One of those is doing away with impartiality rules "for all but key public service broadcasters". The idea here, is that will make for more opinion-led, partial bulletins everywhere on the scale from Fox News to the Daily Express to the Independent and leftwards.
I think that's tosh.
Oops, there goes my impartiality.
Younger audiences are much more media savvy than that, and they "get" this stuff. They know where there are no rules, where it's a free for all on the web, where anything goes. They like that. But they also sometimes want a fix of impartial and balanced - and we should help them to know where to go for that fix. But it needs to be interesting not dull.
Our problem at the BBC in news is while that many audiences respect what we do, some younger and ethnic minority audiences are put off - not by impartiality - but by our inability to make it matter to them. We don't do enough to explain why these apparently dull stories are interesting and relevant: we don't do enough to make them accessible. Our agenda is sometimes too narrow to feel anything other than a conversation between some middle-aged people from which others are excluded by lack of background knowledge or the tone of the discussion.
And that, of course, is the classic dilemma for the BBC. Paris Hilton's name only has to cross a newsreader's lips for an outcry of "dumbing down" - editorials in the papers and raised eyebrows from politicians and the chattering classes. As a result, we have been known to get a bit cautious editorially in the face of this onslaught.

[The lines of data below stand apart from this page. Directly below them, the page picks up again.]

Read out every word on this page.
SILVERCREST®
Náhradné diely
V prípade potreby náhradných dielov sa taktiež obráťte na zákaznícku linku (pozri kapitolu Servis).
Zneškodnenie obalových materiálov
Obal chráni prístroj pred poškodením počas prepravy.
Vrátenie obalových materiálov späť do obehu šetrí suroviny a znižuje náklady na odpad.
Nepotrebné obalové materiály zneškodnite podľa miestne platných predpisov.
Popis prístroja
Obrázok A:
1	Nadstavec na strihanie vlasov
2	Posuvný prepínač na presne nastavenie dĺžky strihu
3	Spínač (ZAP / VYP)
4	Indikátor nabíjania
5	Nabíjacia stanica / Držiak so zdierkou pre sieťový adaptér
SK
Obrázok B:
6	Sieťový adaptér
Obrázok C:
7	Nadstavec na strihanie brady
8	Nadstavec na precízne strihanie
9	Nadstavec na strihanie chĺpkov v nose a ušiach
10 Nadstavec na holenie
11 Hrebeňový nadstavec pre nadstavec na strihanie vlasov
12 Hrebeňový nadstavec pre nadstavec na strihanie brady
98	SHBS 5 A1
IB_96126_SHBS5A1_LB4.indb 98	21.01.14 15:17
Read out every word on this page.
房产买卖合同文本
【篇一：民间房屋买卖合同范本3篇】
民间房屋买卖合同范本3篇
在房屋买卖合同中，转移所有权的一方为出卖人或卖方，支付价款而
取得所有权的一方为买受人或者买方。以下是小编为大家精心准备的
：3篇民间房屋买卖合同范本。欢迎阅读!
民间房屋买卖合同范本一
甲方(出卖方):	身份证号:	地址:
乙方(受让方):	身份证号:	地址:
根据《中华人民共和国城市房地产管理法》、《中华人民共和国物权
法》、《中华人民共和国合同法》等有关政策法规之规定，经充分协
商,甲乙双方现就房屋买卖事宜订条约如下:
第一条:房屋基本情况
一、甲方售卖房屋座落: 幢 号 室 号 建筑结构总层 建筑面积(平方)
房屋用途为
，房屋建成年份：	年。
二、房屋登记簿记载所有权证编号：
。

I think what young audiences want is robust, interesting, passionate debate about stories and issues that affect them and their lives. The voices we hear should be more outspoken, less impartial and from wider, and yes, more extreme, viewpoints. But the glue that holds this together should be the context and impartiality of our journalism - true to it's founding ideals. We should give everyone a say - at the moment we don't always do this. When we do, we'll be stronger, and younger audiences will respect us for it.